Which is why Bolick’s premise that life can be lived more fully on your own — she even writes of finding herself yearning, when with a man, for ‘the extravagant pleasures of simply being alone’ — seems to me like a slow-burning recipe for unhappiness.

I wonder if Bolick has factored in what will happen when old age catches up with her. The fact is, she is still in her early 40s, stunning with tumbling locks and full lips. Wait till the lips are puckered and the cheeks sunken. I often wake in the night terrified no man will ever want me again.

Because — and here’s the nub — Bolick’s feminist mantra of ‘If bachelorhood can be celebrated, why not spinsterhood?’ is simply naive. I am sorry, but as cruel as it is, being single is different for women. It’s unfair, even disgustingly so, but it is also true.

Only the other day I was at my local bar chatting to a group of men in their early 60s. They listened to me attentively, until a blonde thirty-something wafted in. One even managed to arrange a date with her. And it is not only dating disappointments we mid-life singletons have to contend with. I also wonder, with no children of my own and growing health niggles, who will look after me as I age?

And as if that wasn’t enough, there is the problem of ageing parents. Five years ago, my mother was diagnosed with vascular dementia. My sisters, with their many child-centric responsibilities, left the bulk of caring duties to me. As my father pointed out, it wasn’t as if I had any family commitments. And he was right.

When she passed away this time last year, it was my job to look after my devastated father. To make him his favourite meals, sit and chat about the happy times and have the hankies ready when the tears came.

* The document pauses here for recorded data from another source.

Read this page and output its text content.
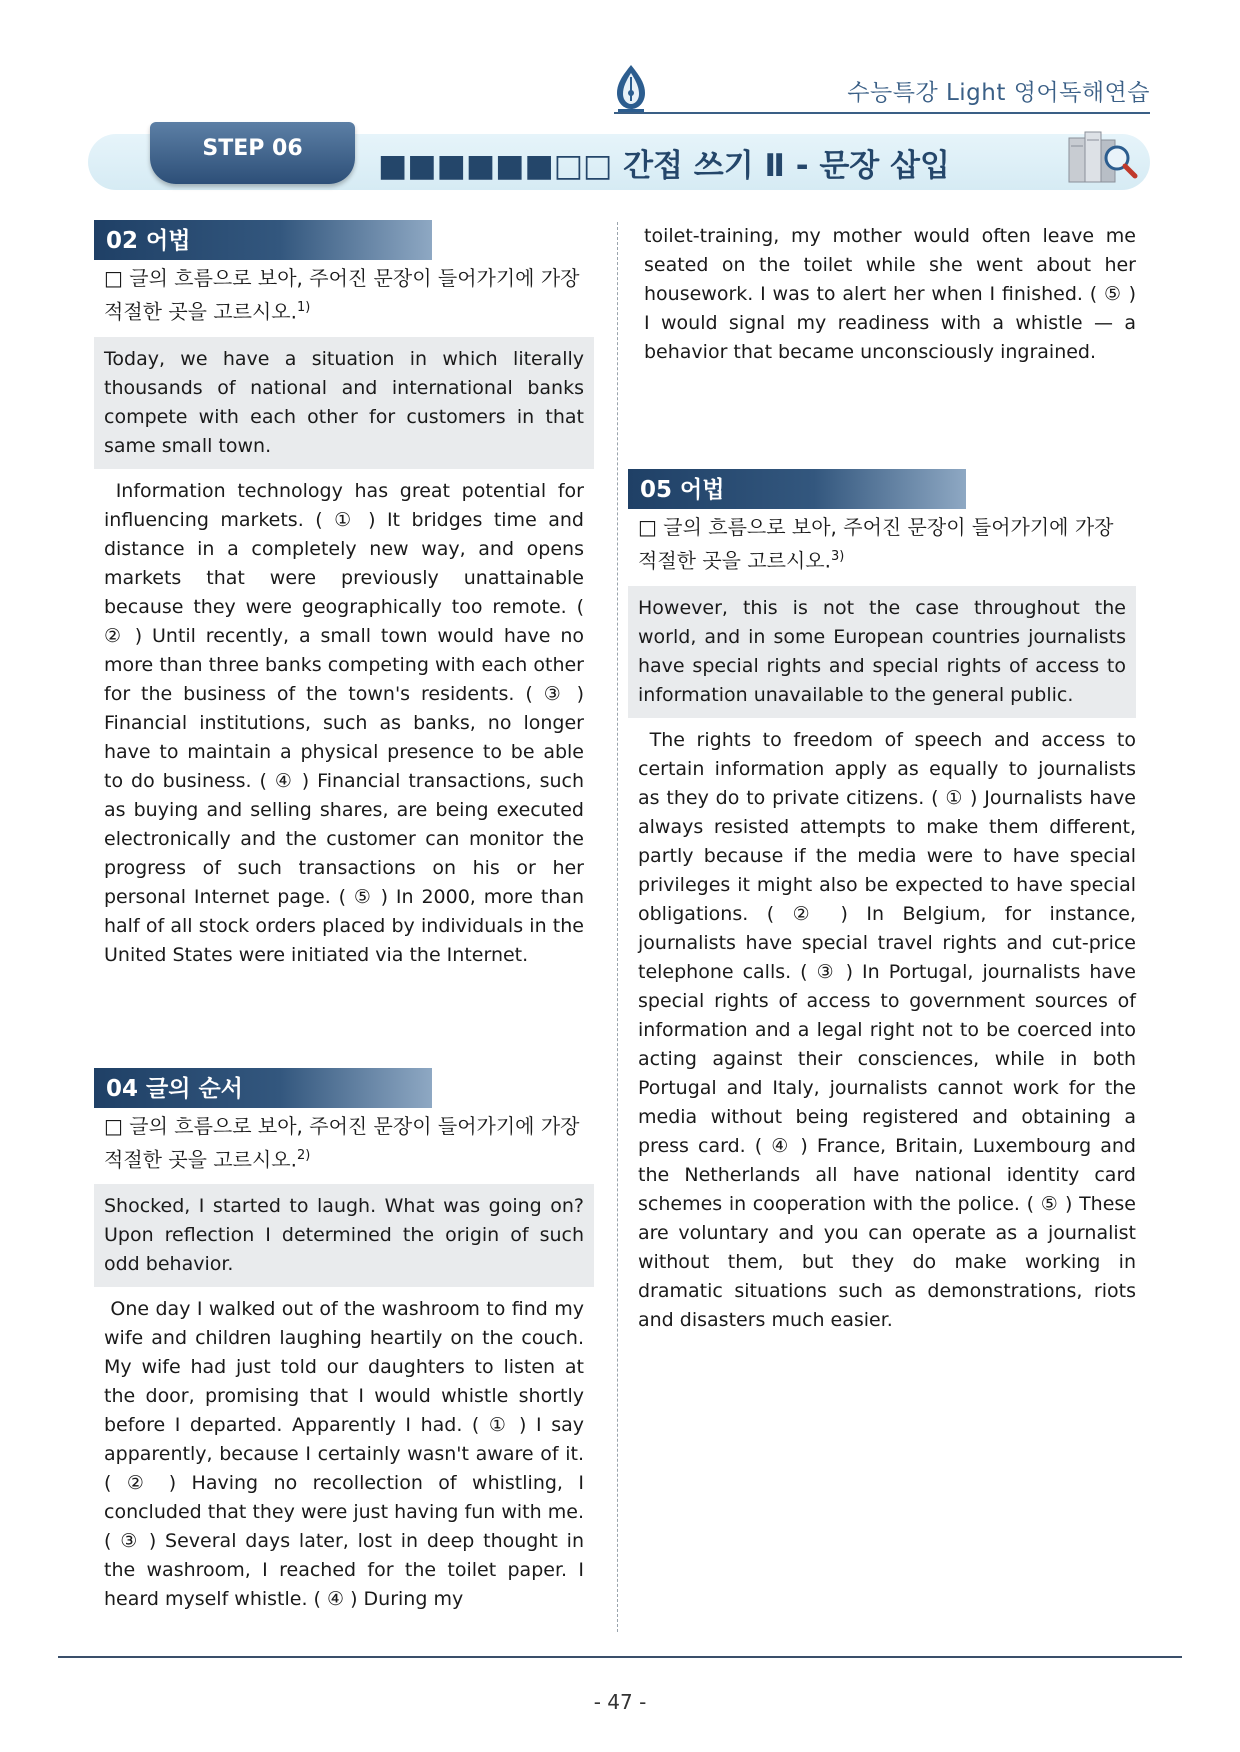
수능특강 Light 영어독해연습
STEP 06	■■■■■■□□ 간접 쓰기 Ⅱ - 문장 삽입
02 어법
□ 글의 흐름으로 보아, 주어진 문장이 들어가기에 가장 적절한 곳을 고르시오.$^{1)}$
Today, we have a situation in which literally thousands of national and international banks compete with each other for customers in that same small town.
Information technology has great potential for influencing markets. ( ① ) It bridges time and distance in a completely new way, and opens markets that were previously unattainable because they were geographically too remote. ( ② ) Until recently, a small town would have no more than three banks competing with each other for the business of the town's residents. ( ③ ) Financial institutions, such as banks, no longer have to maintain a physical presence to be able to do business. ( ④ ) Financial transactions, such as buying and selling shares, are being executed electronically and the customer can monitor the progress of such transactions on his or her personal Internet page. ( ⑤ ) In 2000, more than half of all stock orders placed by individuals in the United States were initiated via the Internet.
04 글의 순서
□ 글의 흐름으로 보아, 주어진 문장이 들어가기에 가장 적절한 곳을 고르시오.$^{2)}$
Shocked, I started to laugh. What was going on? Upon reflection I determined the origin of such odd behavior.
One day I walked out of the washroom to find my wife and children laughing heartily on the couch. My wife had just told our daughters to listen at the door, promising that I would whistle shortly before I departed. Apparently I had. ( ① ) I say apparently, because I certainly wasn't aware of it. ( ② ) Having no recollection of whistling, I concluded that they were just having fun with me. ( ③ ) Several days later, lost in deep thought in the washroom, I reached for the toilet paper. I heard myself whistle. ( ④ ) During my
toilet-training, my mother would often leave me seated on the toilet while she went about her housework. I was to alert her when I finished. ( ⑤ ) I would signal my readiness with a whistle — a behavior that became unconsciously ingrained.
05 어법
□ 글의 흐름으로 보아, 주어진 문장이 들어가기에 가장 적절한 곳을 고르시오.$^{3)}$
However, this is not the case throughout the world, and in some European countries journalists have special rights and special rights of access to information unavailable to the general public.
The rights to freedom of speech and access to certain information apply as equally to journalists as they do to private citizens. ( ① ) Journalists have always resisted attempts to make them different, partly because if the media were to have special privileges it might also be expected to have special obligations. ( ② ) In Belgium, for instance, journalists have special travel rights and cut-price telephone calls. ( ③ ) In Portugal, journalists have special rights of access to government sources of information and a legal right not to be coerced into acting against their consciences, while in both Portugal and Italy, journalists cannot work for the media without being registered and obtaining a press card. ( ④ ) France, Britain, Luxembourg and the Netherlands all have national identity card schemes in cooperation with the police. ( ⑤ ) These are voluntary and you can operate as a journalist without them, but they do make working in dramatic situations such as demonstrations, riots and disasters much easier.
- 47 -
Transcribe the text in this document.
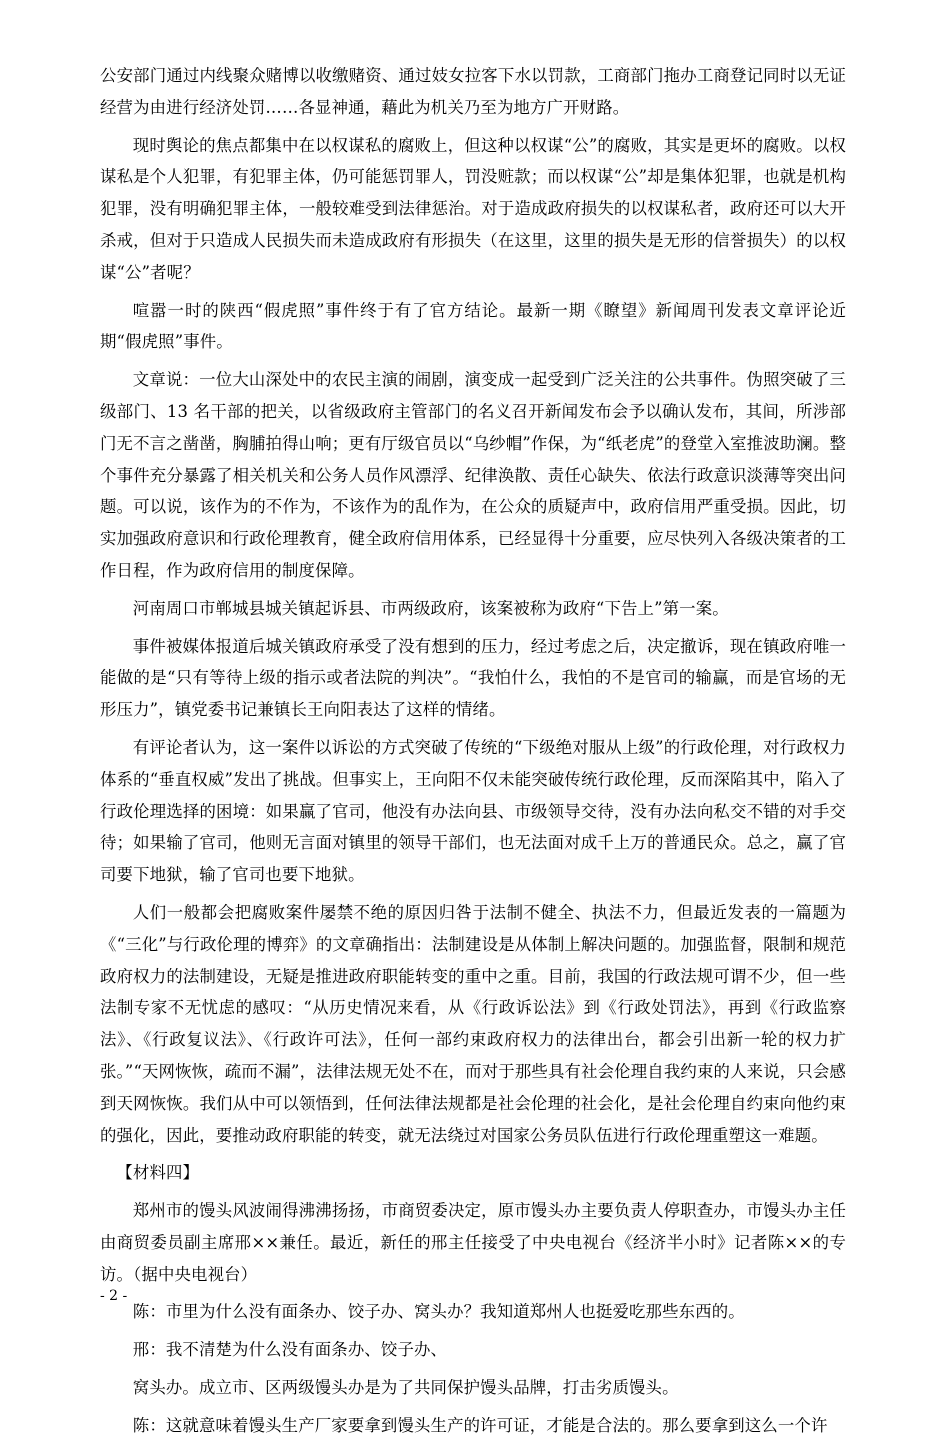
公安部门通过内线聚众赌博以收缴赌资、通过妓女拉客下水以罚款，工商部门拖办工商登记同时以无证经营为由进行经济处罚……各显神通，藉此为机关乃至为地方广开财路。

现时舆论的焦点都集中在以权谋私的腐败上，但这种以权谋“公”的腐败，其实是更坏的腐败。以权谋私是个人犯罪，有犯罪主体，仍可能惩罚罪人，罚没赃款；而以权谋“公”却是集体犯罪，也就是机构犯罪，没有明确犯罪主体，一般较难受到法律惩治。对于造成政府损失的以权谋私者，政府还可以大开杀戒，但对于只造成人民损失而未造成政府有形损失（在这里，这里的损失是无形的信誉损失）的以权谋“公”者呢？

喧嚣一时的陕西“假虎照”事件终于有了官方结论。最新一期《瞭望》新闻周刊发表文章评论近期“假虎照”事件。

文章说：一位大山深处中的农民主演的闹剧，演变成一起受到广泛关注的公共事件。伪照突破了三级部门、13 名干部的把关，以省级政府主管部门的名义召开新闻发布会予以确认发布，其间，所涉部门无不言之凿凿，胸脯拍得山响；更有厅级官员以“乌纱帽”作保，为“纸老虎”的登堂入室推波助澜。整个事件充分暴露了相关机关和公务人员作风漂浮、纪律涣散、责任心缺失、依法行政意识淡薄等突出问题。可以说，该作为的不作为，不该作为的乱作为，在公众的质疑声中，政府信用严重受损。因此，切实加强政府意识和行政伦理教育，健全政府信用体系，已经显得十分重要，应尽快列入各级决策者的工作日程，作为政府信用的制度保障。

河南周口市郸城县城关镇起诉县、市两级政府，该案被称为政府“下告上”第一案。

事件被媒体报道后城关镇政府承受了没有想到的压力，经过考虑之后，决定撤诉，现在镇政府唯一能做的是“只有等待上级的指示或者法院的判决”。“我怕什么，我怕的不是官司的输赢，而是官场的无形压力”，镇党委书记兼镇长王向阳表达了这样的情绪。

有评论者认为，这一案件以诉讼的方式突破了传统的“下级绝对服从上级”的行政伦理，对行政权力体系的“垂直权威”发出了挑战。但事实上，王向阳不仅未能突破传统行政伦理，反而深陷其中，陷入了行政伦理选择的困境：如果赢了官司，他没有办法向县、市级领导交待，没有办法向私交不错的对手交待；如果输了官司，他则无言面对镇里的领导干部们，也无法面对成千上万的普通民众。总之，赢了官司要下地狱，输了官司也要下地狱。

人们一般都会把腐败案件屡禁不绝的原因归咎于法制不健全、执法不力，但最近发表的一篇题为《“三化”与行政伦理的博弈》的文章确指出：法制建设是从体制上解决问题的。加强监督，限制和规范政府权力的法制建设，无疑是推进政府职能转变的重中之重。目前，我国的行政法规可谓不少，但一些法制专家不无忧虑的感叹：“从历史情况来看，从《行政诉讼法》到《行政处罚法》，再到《行政监察法》、《行政复议法》、《行政许可法》，任何一部约束政府权力的法律出台，都会引出新一轮的权力扩张。”“天网恢恢，疏而不漏”，法律法规无处不在，而对于那些具有社会伦理自我约束的人来说，只会感到天网恢恢。我们从中可以领悟到，任何法律法规都是社会伦理的社会化，是社会伦理自约束向他约束的强化，因此，要推动政府职能的转变，就无法绕过对国家公务员队伍进行行政伦理重塑这一难题。

【材料四】

郑州市的馒头风波闹得沸沸扬扬，市商贸委决定，原市馒头办主要负责人停职查办，市馒头办主任由商贸委员副主席邢××兼任。最近，新任的邢主任接受了中央电视台《经济半小时》记者陈××的专访。（据中央电视台）

陈：市里为什么没有面条办、饺子办、窝头办？我知道郑州人也挺爱吃那些东西的。

邢：我不清楚为什么没有面条办、饺子办、

窝头办。成立市、区两级馒头办是为了共同保护馒头品牌，打击劣质馒头。

陈：这就意味着馒头生产厂家要拿到馒头生产的许可证，才能是合法的。那么要拿到这么一个许

- 2 -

I don’t resent it, and am happy to be useful. But to be honest, it is a bit like landing the booby prize. Never in a million years did I ever think my life would end up like this. It is far from the footloose ‘living on your own terms’ that Bolick talks about.

So I am sorry to contradict the author and her merry army of glad-to-be-single followers, because it may seem glamorous, glossy and daring now, but come a certain age, being on your own is simply sad and lonely.

No, we spinsters, don’t need to be pitied or laughed at, but neither do we need to pretend to ourselves and the world we are having a ball. Because we’re not.